In his speech to the workers, Pope Francis said that “more needs to be done” in fostering a culture of dialogue, encounter and inclusion.
“Unfortunately, the times we live in have imposed the paradigm of economic utility as the starting point for personal relationships,” he said, noting that the current mentality pushes for “the greatest possible profits, immediately and at any cost.”
This mentality not only destroys the ethical dimension of business, but also ignores the fact that the best investment to be made is in people – both as individuals and as families, he said.
When the flow of people is put “at the service of the flow of capital,” the result is the exploitation of employees “as if they were objects to be used and discarded,” Francis said, quoting his environmental encyclical, Laudato Si.
God, he added, “will hold us accountable for the slaves of our day, and we must do everything to make sure that these situations do not happen again.”
Francis noted that some people object to the social doctrine of the Church, saying it reduces business to mere charity organizations or “philanthropic institutions.”
However, he stressed, the “only aspiration of the Church’s Social Doctrine is to guard over the integrity of people and social structures.”
“Every time that, for whatever reason, this integrity is threatened or reduced to a consumer good, the Church’s Social Doctrine will be a prophetic voice to protect us all from being lost in the seductive sea of ambition,” he said.
Pope Francis warned that each time a person’s integrity is violated, it begins a process of declination for society as a whole. Therefore, every sector of society is obliged look out for the good of everyone.
“We are all in the same boat. We all have to struggle to make sure that work is a humanizing moment which looks to the future,” he said, and asked those present what kind of world and what kind of Mexico they want to leave for their children.
“Do you want to leave them the memory of exploitation, of insufficient pay, of workplace harassment? Or do you want to leave them a culture which recalls dignified work, a proper roof, and land to be worked?”
He also asked whether they would leave behind air “tainted by corruption, violence, insecurity and suspicion, or, on the contrary, an air capable of generating alternatives, renewal and change?”
Francis acknowledged that the issues he raised are not easy to face, but said that leaving the future in the hands of corruption, brutality and inequity would be worse.
Even though it’s difficult to bring different sides together to negotiate, more harm is done by refusing to negotiate, the Pope said.
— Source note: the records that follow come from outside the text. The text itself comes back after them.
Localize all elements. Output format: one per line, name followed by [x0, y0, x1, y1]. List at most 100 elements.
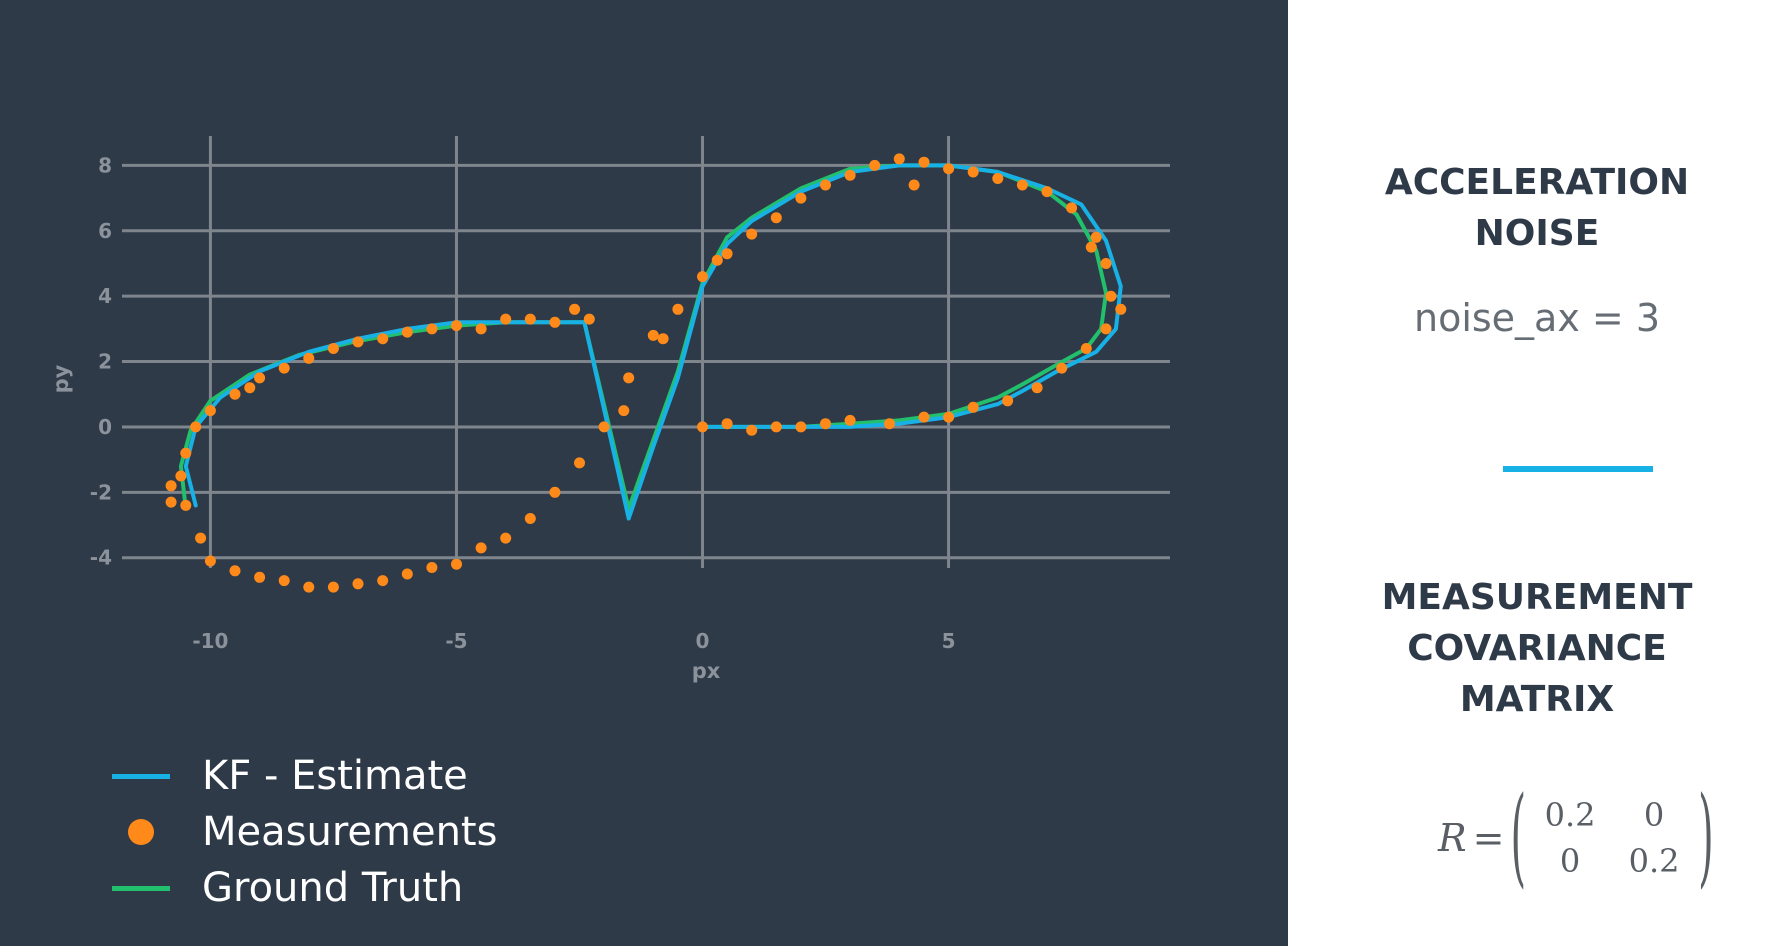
measurement-point: [451, 558, 462, 570]
measurement-point: [574, 457, 585, 469]
legend: KF - Estimate Measurements Ground Truth: [112, 748, 497, 916]
measurement-point: [820, 418, 831, 430]
measurement-point: [180, 499, 192, 511]
measurement-point: [1080, 343, 1092, 354]
matrix-cell: 0.2: [1544, 796, 1596, 834]
kf-estimate-swatch: [112, 773, 170, 779]
measurement-point: [820, 179, 831, 191]
series-line: [178, 163, 1108, 511]
measurement-point: [1066, 202, 1078, 214]
measurement-point: [1056, 362, 1068, 374]
measurement-point: [303, 581, 315, 593]
measurement-point: [377, 333, 389, 345]
measurement-point: [1100, 323, 1112, 335]
y-tick-label: -2: [90, 480, 112, 504]
measurement-point: [721, 418, 733, 430]
measurement-point: [618, 405, 630, 417]
measurement-point: [1105, 290, 1117, 302]
measurement-point: [352, 578, 364, 590]
right-paren: ): [1698, 775, 1714, 901]
x-axis-label: px: [692, 659, 721, 683]
measurement-point: [623, 372, 635, 384]
measurement-point: [908, 179, 920, 191]
covariance-matrix: R = ( 0.2 0 0 0.2 ): [1438, 782, 1714, 894]
legend-item-kf-estimate: KF - Estimate: [112, 748, 497, 804]
measurement-point: [569, 303, 581, 315]
measurement-point: [165, 480, 177, 492]
x-tick-label: 0: [696, 629, 710, 653]
measurement-point: [244, 382, 256, 394]
measurement-point: [1031, 382, 1043, 394]
measurement-point: [278, 362, 290, 374]
y-tick-label: -4: [90, 546, 112, 570]
acceleration-title-line2: NOISE: [1474, 213, 1600, 254]
legend-label-measurements: Measurements: [202, 809, 498, 855]
measurement-point: [918, 411, 930, 423]
measurement-point: [992, 173, 1004, 184]
measurement-point: [180, 447, 192, 459]
measurement-point: [426, 323, 438, 335]
parameters-panel: ACCELERATION NOISE noise_ax = 3 MEASUREM…: [1288, 0, 1786, 946]
y-axis-label: py: [49, 364, 73, 393]
acceleration-title-line1: ACCELERATION: [1384, 162, 1690, 203]
measurement-point: [943, 163, 955, 175]
measurement-title-line1: MEASUREMENT: [1381, 577, 1693, 618]
measurement-point: [672, 303, 684, 315]
measurements-swatch: [128, 819, 154, 845]
measurement-point: [524, 313, 536, 325]
measurement-title-line2: COVARIANCE: [1407, 628, 1667, 669]
measurement-point: [967, 166, 979, 178]
measurement-point: [1115, 303, 1127, 315]
ground-truth-swatch: [112, 885, 170, 891]
measurement-covariance-title: MEASUREMENT COVARIANCE MATRIX: [1288, 572, 1786, 725]
x-tick-label: 5: [942, 629, 956, 653]
measurement-point: [195, 532, 207, 544]
section-divider: [1503, 466, 1653, 472]
measurement-point: [549, 486, 561, 498]
measurement-point: [711, 254, 723, 266]
y-tick-label: 8: [98, 153, 112, 177]
measurement-point: [165, 496, 177, 508]
legend-label-kf-estimate: KF - Estimate: [202, 753, 468, 799]
y-tick-label: 6: [98, 219, 112, 243]
measurements-series: [165, 153, 1127, 593]
measurement-point: [204, 405, 216, 417]
tick-labels: -4 -2 0 2 4 6 8 -10 -5 0 5: [90, 153, 956, 653]
measurement-point: [327, 343, 339, 354]
y-tick-label: 4: [98, 284, 112, 308]
matrix-cell: 0: [1559, 842, 1581, 880]
measurement-point: [1002, 395, 1014, 407]
measurement-point: [352, 336, 364, 348]
measurement-point: [229, 388, 241, 400]
measurement-point: [647, 329, 659, 341]
measurement-point: [943, 411, 955, 423]
y-tick-label: 2: [98, 350, 112, 374]
measurement-point: [657, 333, 669, 345]
measurement-point: [278, 575, 290, 587]
trajectory-chart: -4 -2 0 2 4 6 8 -10 -5 0 5 px py: [49, 136, 1170, 683]
measurement-point: [327, 581, 339, 593]
measurement-point: [1041, 186, 1053, 198]
measurement-point: [401, 568, 413, 580]
legend-item-ground-truth: Ground Truth: [112, 860, 497, 916]
measurement-point: [426, 562, 438, 573]
measurement-point: [500, 532, 512, 544]
measurement-point: [229, 565, 241, 577]
measurement-point: [844, 169, 856, 181]
matrix-symbol: R: [1438, 816, 1467, 860]
measurement-point: [884, 418, 895, 430]
kf-estimate-series: [183, 163, 1123, 521]
measurement-point: [967, 401, 979, 413]
measurement-point: [795, 192, 807, 204]
measurement-point: [697, 421, 708, 433]
plot-panel: -4 -2 0 2 4 6 8 -10 -5 0 5 px py KF - Estimate Mea…: [0, 0, 1288, 946]
measurement-point: [844, 414, 856, 426]
x-tick-label: -10: [192, 629, 228, 653]
measurement-point: [746, 228, 758, 240]
matrix-entries: 0.2 0 0 0.2: [1528, 792, 1696, 884]
series-line: [183, 163, 1123, 521]
measurement-title-line3: MATRIX: [1459, 679, 1615, 720]
acceleration-noise-title: ACCELERATION NOISE: [1288, 157, 1786, 259]
measurement-point: [583, 313, 595, 325]
measurement-point: [795, 421, 807, 433]
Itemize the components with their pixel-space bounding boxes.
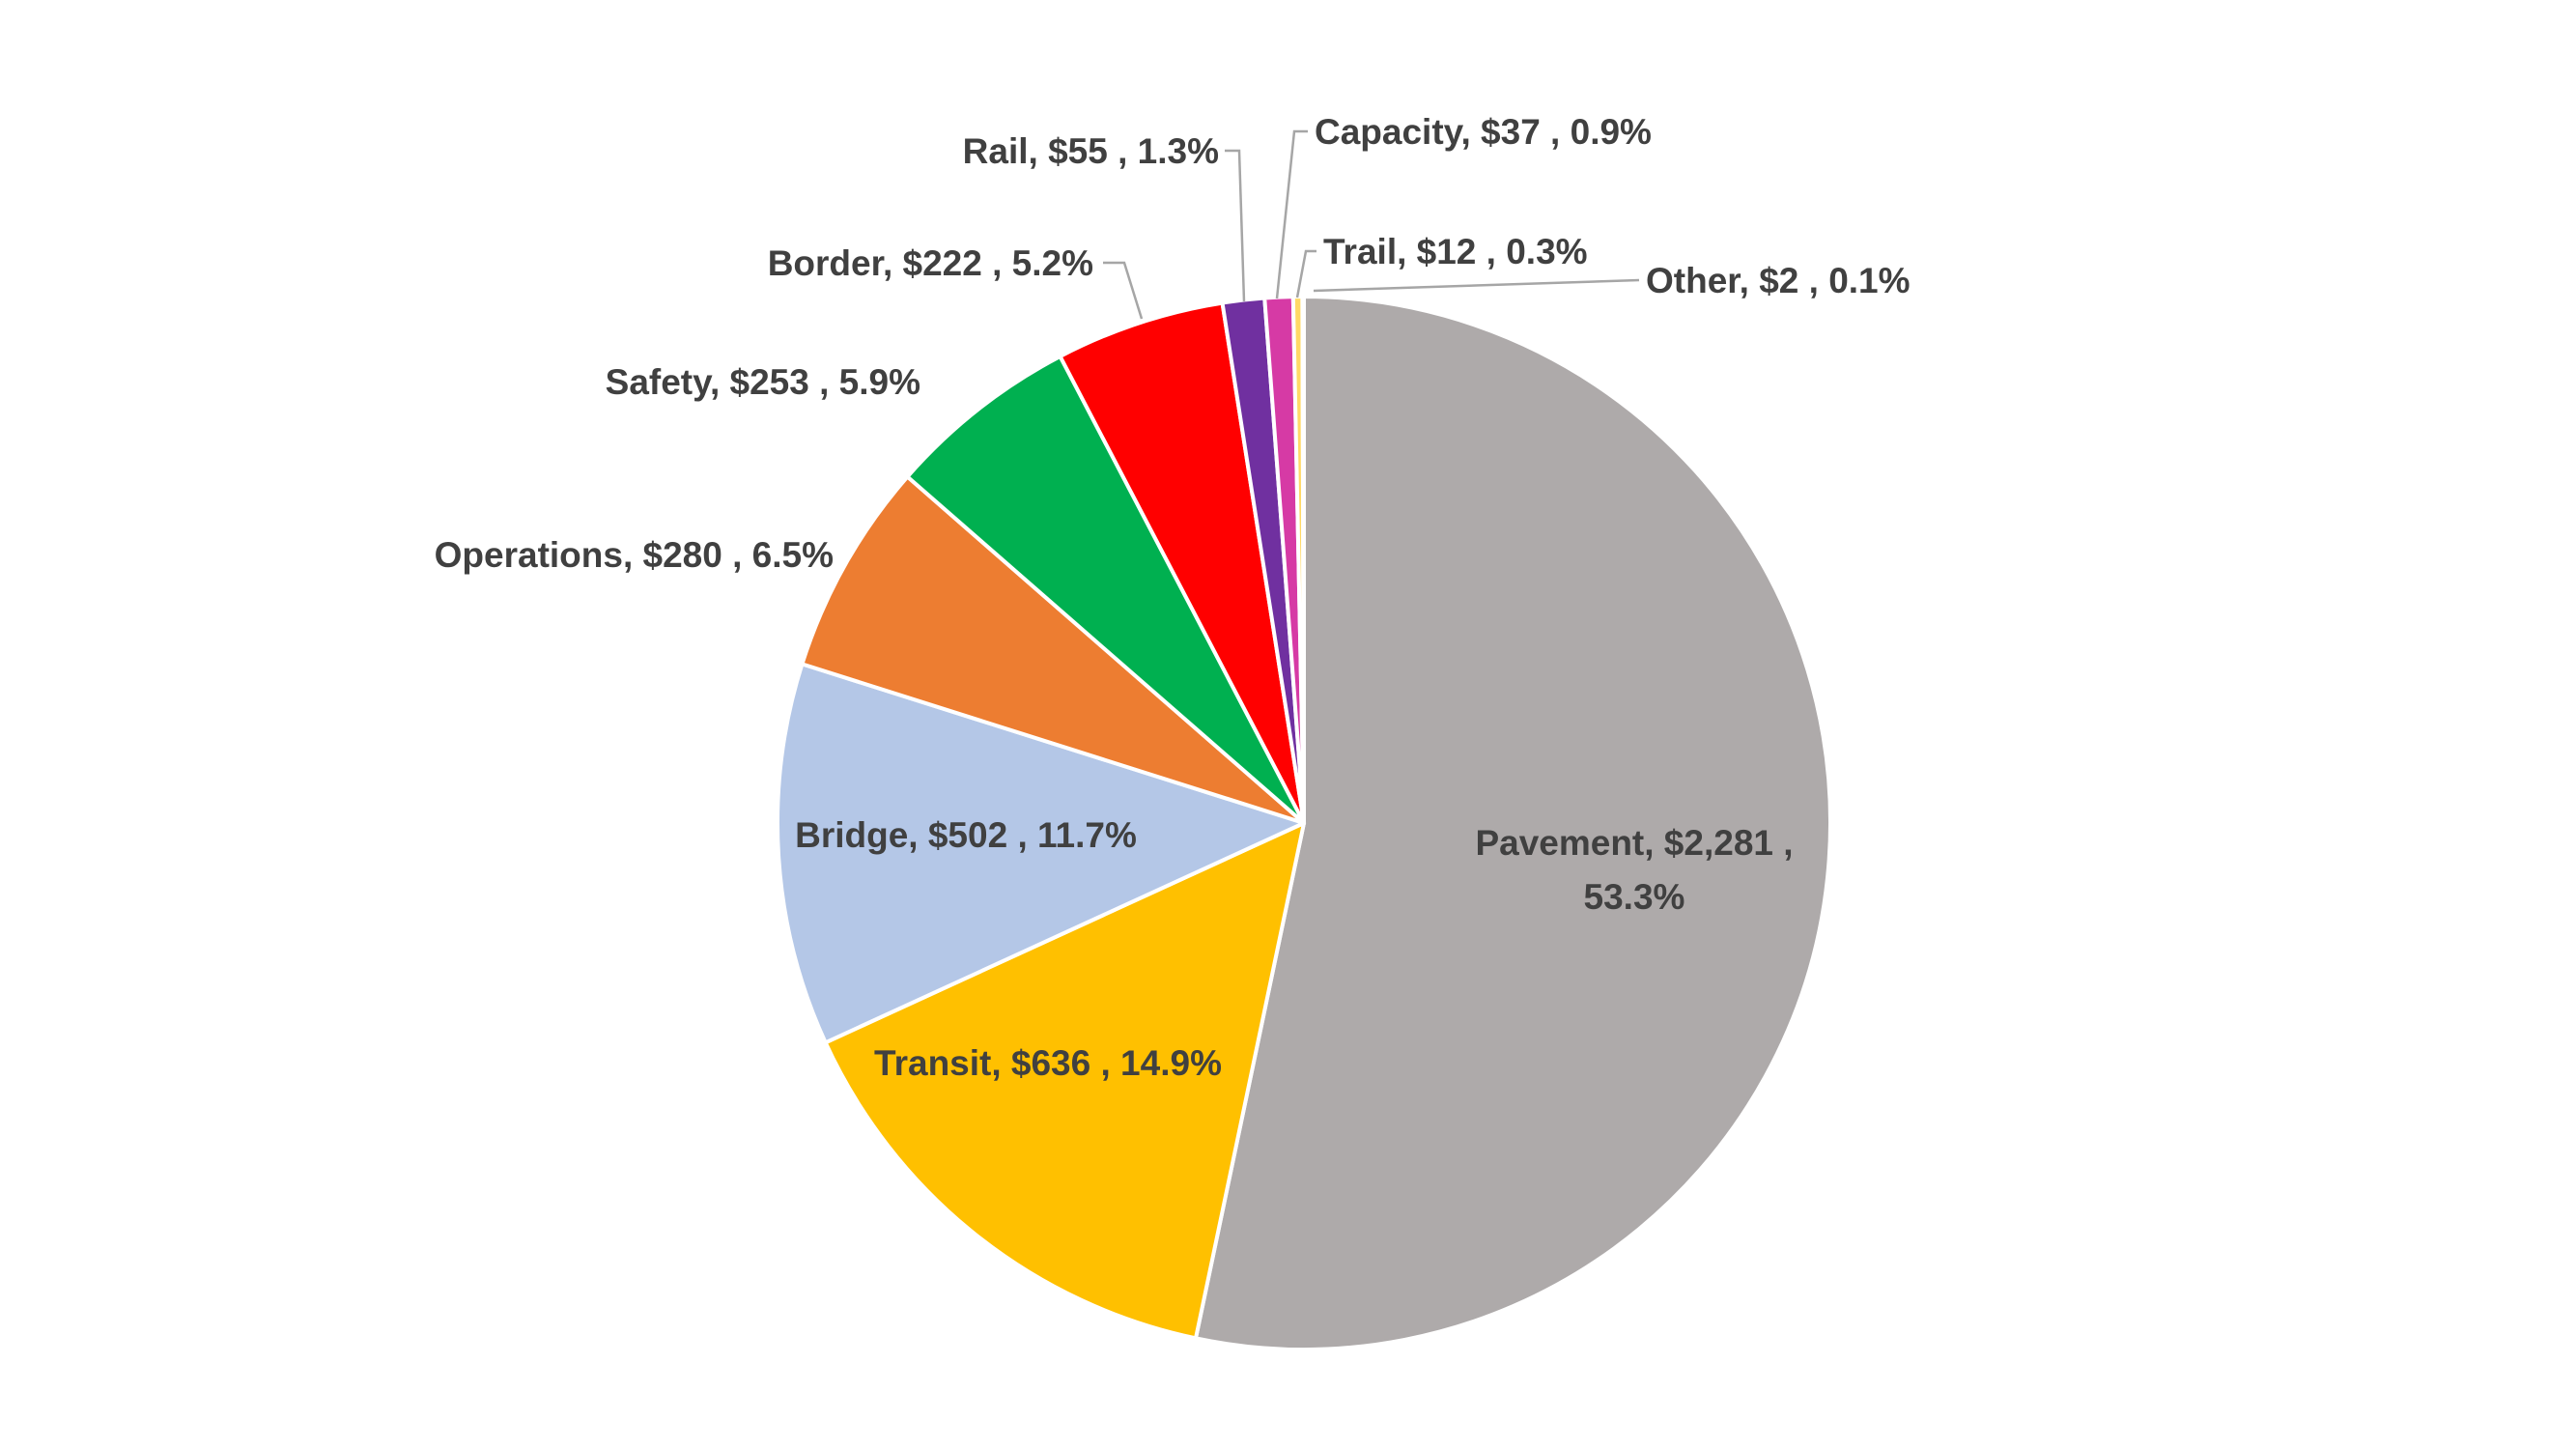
data-label-transit: Transit, $636 , 14.9%	[874, 1043, 1222, 1083]
leader-line-other	[1313, 278, 1640, 293]
pie-slice-bridge	[776, 662, 1306, 1045]
leader-line-trail	[1295, 249, 1316, 298]
data-label-operations: Operations, $280 , 6.5%	[435, 535, 834, 575]
pie-slice-border	[1058, 300, 1306, 825]
leader-line-border	[1103, 261, 1144, 320]
data-label-capacity: Capacity, $37 , 0.9%	[1315, 112, 1652, 152]
pie-slice-pavement	[1193, 295, 1832, 1351]
data-label-other: Other, $2 , 0.1%	[1646, 261, 1911, 300]
data-labels: Pavement, $2,281 , 53.3% Transit, $636 , 1…	[435, 112, 1911, 1083]
leader-lines	[1103, 129, 1640, 320]
data-label-safety: Safety, $253 , 5.9%	[606, 362, 920, 402]
leader-line-capacity	[1275, 129, 1308, 299]
data-label-border: Border, $222 , 5.2%	[768, 243, 1093, 283]
pie-slice-safety	[905, 354, 1306, 825]
leader-line-rail	[1225, 149, 1246, 302]
data-label-bridge: Bridge, $502 , 11.7%	[795, 815, 1137, 855]
data-label-pavement: Pavement, $2,281 , 53.3%	[1475, 823, 1793, 917]
pie-slices	[776, 294, 1832, 1351]
pie-slice-transit	[823, 821, 1306, 1341]
data-label-rail: Rail, $55 , 1.3%	[963, 131, 1219, 171]
pie-slice-operations	[800, 474, 1306, 825]
data-label-trail: Trail, $12 , 0.3%	[1323, 232, 1588, 271]
pie-slice-other	[1300, 294, 1306, 825]
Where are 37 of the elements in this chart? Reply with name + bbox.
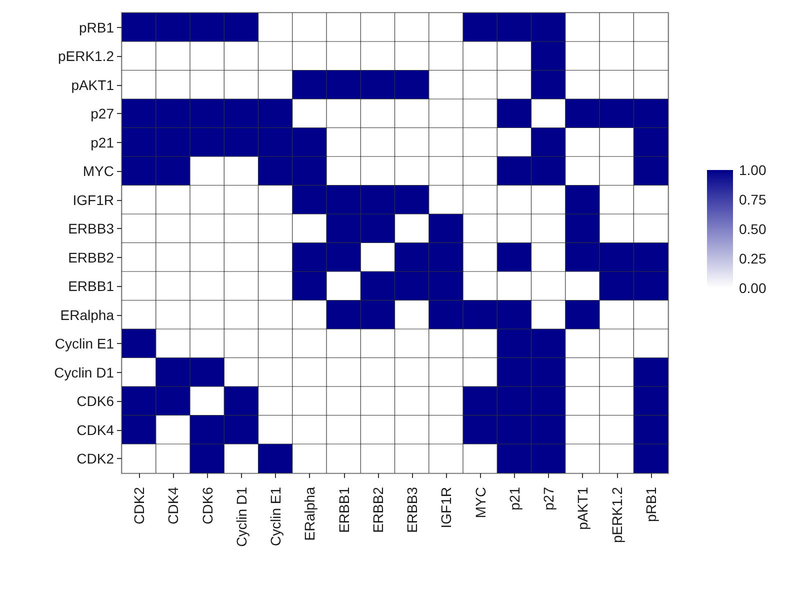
color-bar-label: 0.50 <box>739 221 766 237</box>
y-tick-label: CDK4 <box>76 422 114 438</box>
x-tick-label: ERBB3 <box>404 486 420 533</box>
y-tick-label: Cyclin E1 <box>54 336 114 352</box>
x-tick-label: p27 <box>540 486 557 510</box>
y-tick-label: CDK2 <box>76 450 114 467</box>
y-tick-label: ERBB2 <box>68 249 114 266</box>
x-tick-label: Cyclin D1 <box>233 486 250 547</box>
y-tick-label: p27 <box>90 106 114 122</box>
y-tick-label: pRB1 <box>78 19 114 36</box>
x-tick-label: CDK2 <box>131 486 148 524</box>
y-tick-label: ERBB1 <box>68 278 114 294</box>
x-tick-label: pERK1.2 <box>608 486 625 544</box>
x-tick-label: ERalpha <box>302 486 318 541</box>
y-tick-label: IGF1R <box>72 192 114 208</box>
y-tick-label: pAKT1 <box>71 76 114 93</box>
y-tick-label: Cyclin D1 <box>54 364 114 380</box>
x-tick-label: p21 <box>506 486 522 510</box>
y-tick-label: pERK1.2 <box>58 48 114 64</box>
x-tick-label: ERBB2 <box>370 486 386 533</box>
y-tick-label: MYC <box>82 163 114 180</box>
color-bar-label: 0.25 <box>739 250 766 266</box>
x-tick-label: CDK4 <box>165 486 182 524</box>
y-tick-label: ERalpha <box>60 306 114 323</box>
color-bar-label: 1.00 <box>739 162 766 178</box>
color-bar-label: 0.00 <box>739 280 766 296</box>
y-tick-label: ERBB3 <box>68 220 114 237</box>
x-tick-label: pAKT1 <box>574 486 591 530</box>
x-tick-label: CDK6 <box>199 486 216 524</box>
x-tick-label: MYC <box>472 487 488 518</box>
y-tick-label: CDK6 <box>76 393 114 410</box>
x-tick-label: Cyclin E1 <box>268 486 284 546</box>
color-bar-label: 0.75 <box>739 192 766 208</box>
x-tick-label: ERBB1 <box>336 486 352 533</box>
x-tick-label: pRB1 <box>642 486 659 522</box>
y-tick-label: p21 <box>90 134 114 150</box>
x-tick-label: IGF1R <box>438 487 454 528</box>
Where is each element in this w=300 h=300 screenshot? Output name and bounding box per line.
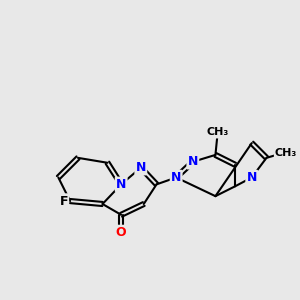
Text: F: F (59, 195, 68, 208)
Text: N: N (116, 178, 126, 191)
Text: O: O (116, 226, 127, 239)
Text: N: N (136, 161, 146, 174)
Text: N: N (247, 171, 257, 184)
Text: CH₃: CH₃ (275, 148, 297, 158)
Text: N: N (188, 155, 198, 168)
Text: CH₃: CH₃ (206, 127, 229, 137)
Text: N: N (171, 171, 181, 184)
He added that while getting along can be hard in an increasingly competitive world, it would be worse if society allows this competition to destroy people.
“Profit and capital are not a good over and above the human person; they are at the service of the common good,” he said. When the common good is used only to serve profit and capital, “the only thing gained is known as exclusion.”
Francis closed his speech by inviting the citizens of Mexico to build a country “that your children deserve; a Mexico where no one is first, second or fourth; a Mexico where each sees in the other the dignity of a child of God.”